The fallocate fails with -ENOSPC, as it seems XFS tries to allocate 600M
of space. So it seems that happens before taking the ILOCK, but it can
only know for sure how much space it needs to allocate after taking that
lock - I assume the space allocation can't happen after taking the ILOCK,
due to some possible deadlock maybe?

That test currently fails on btrfs as well, but I had just sent a patch
to fix it:

https://lore.kernel.org/linux-btrfs/9a69626ef93741583ab7f6386f2b450f5d064080.1647340917.git.fdmanana@suse.com/

We actually had at least one report about systemd using fallocate against
a file range that has already allocated extents, so it could unnecessarily
fail with -ENOSPC if the fs free space is low (it's reported somewhere
in the middle of the thread in the Link tag of the patch).

Ext4 and f2fs pass the test.

I was turning the test case into a generic test for fstests, but then
noticied XFS failing.
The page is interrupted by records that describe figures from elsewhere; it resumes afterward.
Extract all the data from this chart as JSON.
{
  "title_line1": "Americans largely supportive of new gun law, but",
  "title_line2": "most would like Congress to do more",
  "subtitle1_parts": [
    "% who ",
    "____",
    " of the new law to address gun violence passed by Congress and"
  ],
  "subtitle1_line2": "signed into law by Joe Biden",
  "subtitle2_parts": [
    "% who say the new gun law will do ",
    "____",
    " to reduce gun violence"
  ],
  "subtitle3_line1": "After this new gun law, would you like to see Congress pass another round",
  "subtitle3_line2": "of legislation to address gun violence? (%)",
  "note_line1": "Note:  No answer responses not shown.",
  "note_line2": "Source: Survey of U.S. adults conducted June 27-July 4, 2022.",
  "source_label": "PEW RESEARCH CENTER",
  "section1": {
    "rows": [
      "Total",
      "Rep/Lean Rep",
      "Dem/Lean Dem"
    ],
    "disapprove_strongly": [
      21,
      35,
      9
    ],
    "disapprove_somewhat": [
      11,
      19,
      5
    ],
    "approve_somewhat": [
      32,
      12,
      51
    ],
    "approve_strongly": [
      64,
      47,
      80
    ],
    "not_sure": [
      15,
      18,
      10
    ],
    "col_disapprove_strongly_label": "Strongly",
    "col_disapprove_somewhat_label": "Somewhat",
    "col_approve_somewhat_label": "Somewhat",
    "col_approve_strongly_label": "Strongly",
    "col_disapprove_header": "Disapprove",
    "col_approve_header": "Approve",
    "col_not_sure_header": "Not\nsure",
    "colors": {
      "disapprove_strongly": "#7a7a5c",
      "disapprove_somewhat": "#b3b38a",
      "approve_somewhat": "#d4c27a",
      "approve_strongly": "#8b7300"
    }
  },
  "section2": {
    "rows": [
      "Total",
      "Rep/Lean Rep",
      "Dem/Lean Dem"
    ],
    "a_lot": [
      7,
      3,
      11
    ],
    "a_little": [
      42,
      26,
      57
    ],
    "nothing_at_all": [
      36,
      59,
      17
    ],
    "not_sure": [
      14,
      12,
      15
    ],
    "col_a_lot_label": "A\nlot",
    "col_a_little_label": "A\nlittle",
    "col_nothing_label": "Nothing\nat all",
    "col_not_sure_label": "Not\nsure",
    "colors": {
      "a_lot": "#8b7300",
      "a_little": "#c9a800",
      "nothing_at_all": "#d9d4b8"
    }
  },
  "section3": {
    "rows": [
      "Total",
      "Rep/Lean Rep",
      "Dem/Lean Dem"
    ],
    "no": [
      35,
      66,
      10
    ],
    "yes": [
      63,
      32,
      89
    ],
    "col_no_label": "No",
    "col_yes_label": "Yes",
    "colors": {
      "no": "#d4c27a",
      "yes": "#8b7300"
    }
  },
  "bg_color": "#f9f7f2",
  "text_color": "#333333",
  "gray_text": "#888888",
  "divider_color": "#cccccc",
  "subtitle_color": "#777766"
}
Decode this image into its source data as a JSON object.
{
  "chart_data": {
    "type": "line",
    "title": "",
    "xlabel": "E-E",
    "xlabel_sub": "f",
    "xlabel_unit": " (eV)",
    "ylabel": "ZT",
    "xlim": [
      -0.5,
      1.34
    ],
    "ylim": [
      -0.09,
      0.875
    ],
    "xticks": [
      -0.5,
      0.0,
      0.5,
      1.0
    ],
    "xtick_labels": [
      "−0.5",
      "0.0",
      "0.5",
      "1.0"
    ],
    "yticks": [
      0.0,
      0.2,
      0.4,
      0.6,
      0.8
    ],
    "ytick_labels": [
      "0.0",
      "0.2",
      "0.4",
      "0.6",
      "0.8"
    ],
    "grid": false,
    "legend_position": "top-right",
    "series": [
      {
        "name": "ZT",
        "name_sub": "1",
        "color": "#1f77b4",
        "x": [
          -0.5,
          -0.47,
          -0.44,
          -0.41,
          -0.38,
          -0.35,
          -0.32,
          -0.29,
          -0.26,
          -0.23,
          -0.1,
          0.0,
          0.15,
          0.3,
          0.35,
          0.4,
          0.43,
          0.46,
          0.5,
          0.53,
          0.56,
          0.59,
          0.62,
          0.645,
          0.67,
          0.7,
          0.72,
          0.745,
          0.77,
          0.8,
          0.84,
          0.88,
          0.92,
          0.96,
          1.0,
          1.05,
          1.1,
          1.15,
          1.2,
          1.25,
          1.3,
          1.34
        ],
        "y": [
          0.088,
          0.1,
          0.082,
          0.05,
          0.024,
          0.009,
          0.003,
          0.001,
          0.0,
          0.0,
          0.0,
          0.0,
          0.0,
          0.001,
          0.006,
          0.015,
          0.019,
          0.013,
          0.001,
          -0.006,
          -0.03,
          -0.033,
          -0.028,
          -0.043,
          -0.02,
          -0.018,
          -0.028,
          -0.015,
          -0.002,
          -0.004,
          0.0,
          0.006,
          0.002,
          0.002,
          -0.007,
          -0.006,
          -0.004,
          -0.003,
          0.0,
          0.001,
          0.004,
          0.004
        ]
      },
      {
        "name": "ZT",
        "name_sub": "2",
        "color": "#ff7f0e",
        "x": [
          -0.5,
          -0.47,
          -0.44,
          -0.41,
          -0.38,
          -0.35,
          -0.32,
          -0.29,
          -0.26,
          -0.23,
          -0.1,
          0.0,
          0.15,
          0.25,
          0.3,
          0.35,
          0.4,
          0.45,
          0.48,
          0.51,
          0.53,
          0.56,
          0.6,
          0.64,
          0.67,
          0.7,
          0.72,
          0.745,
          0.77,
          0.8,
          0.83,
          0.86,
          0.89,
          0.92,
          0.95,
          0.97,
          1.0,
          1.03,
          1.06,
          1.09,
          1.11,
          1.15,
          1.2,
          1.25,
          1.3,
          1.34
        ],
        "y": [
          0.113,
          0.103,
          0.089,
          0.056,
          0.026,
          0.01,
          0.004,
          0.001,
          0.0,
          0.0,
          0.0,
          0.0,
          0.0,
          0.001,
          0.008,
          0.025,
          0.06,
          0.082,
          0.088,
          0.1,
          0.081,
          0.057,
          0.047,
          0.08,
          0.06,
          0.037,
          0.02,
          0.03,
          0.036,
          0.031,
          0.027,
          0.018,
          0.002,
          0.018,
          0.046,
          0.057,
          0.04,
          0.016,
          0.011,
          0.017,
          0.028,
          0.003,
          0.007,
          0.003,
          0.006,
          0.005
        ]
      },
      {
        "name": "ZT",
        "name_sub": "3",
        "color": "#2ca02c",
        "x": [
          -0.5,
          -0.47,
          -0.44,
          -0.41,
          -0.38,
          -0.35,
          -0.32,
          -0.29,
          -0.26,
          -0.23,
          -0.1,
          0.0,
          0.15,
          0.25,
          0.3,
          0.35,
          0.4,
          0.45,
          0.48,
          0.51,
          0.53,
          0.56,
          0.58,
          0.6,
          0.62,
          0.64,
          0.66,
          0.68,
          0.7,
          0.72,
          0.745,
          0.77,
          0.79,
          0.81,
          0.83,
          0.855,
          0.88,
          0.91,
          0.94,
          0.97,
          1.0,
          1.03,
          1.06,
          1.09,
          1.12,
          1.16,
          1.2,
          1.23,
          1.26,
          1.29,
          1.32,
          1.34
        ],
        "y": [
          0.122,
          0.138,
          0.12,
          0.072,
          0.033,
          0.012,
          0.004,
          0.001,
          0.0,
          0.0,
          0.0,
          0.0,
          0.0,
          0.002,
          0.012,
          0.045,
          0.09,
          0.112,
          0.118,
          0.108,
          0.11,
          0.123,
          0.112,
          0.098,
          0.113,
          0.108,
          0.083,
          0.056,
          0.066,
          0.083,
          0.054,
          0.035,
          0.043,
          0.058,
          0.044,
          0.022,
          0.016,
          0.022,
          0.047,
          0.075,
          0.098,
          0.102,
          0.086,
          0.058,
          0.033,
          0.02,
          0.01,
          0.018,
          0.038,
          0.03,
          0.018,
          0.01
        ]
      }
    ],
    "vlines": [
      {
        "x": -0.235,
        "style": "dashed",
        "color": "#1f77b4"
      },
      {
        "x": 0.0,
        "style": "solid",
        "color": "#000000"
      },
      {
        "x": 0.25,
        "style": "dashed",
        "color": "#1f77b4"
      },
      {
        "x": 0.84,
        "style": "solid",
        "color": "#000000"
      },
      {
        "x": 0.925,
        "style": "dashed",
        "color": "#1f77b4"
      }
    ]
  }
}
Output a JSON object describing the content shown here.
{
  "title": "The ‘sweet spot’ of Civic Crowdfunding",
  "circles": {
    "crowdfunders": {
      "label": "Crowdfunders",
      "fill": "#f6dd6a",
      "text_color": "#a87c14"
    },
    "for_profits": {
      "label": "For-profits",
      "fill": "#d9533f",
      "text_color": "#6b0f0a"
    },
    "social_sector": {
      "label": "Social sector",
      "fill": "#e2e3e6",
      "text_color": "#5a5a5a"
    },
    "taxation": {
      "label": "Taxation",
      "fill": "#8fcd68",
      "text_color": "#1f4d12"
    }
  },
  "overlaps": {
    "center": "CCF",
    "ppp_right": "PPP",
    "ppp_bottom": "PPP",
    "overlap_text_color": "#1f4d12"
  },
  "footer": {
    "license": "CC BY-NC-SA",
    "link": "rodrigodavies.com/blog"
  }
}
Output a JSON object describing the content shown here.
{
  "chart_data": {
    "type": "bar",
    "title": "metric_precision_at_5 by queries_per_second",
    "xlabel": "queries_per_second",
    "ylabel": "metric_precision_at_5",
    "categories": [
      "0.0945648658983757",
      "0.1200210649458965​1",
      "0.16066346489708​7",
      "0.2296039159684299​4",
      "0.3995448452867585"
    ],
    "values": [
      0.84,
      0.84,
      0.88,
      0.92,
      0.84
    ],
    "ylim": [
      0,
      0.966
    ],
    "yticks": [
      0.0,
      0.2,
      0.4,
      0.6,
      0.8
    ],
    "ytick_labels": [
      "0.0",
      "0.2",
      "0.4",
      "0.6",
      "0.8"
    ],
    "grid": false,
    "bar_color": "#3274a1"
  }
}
Is this something you would consider fixing for
XFS? Should I submit it as a generic test case, or as a btrfs specific
test case?

Thanks for the explanation and the patch.

> 
> At that point XFS haven't even gotten to checking quota yet, so
> technically that's also a gap where we could drop privs but then fail
> the fallocate with EDQUOT.
> 
> --D
> 
> > 
> > Thanks.
> > 
> > > 
> > > --D
> > > 
> > > > 
> > > > Otherwise, it looks good.
> > > > 
> > > > Thanks for doing this, I had it on my todo list since I noticed the generic/673
> > > > failure with reflinks and the suid/sgid bits.
> > > > 
> > > > > +
> > > > >  	/*
> > > > >  	 * If ret is still 0, means we're OK to fallocate.
> > > > >  	 * Or just cleanup the list and exit.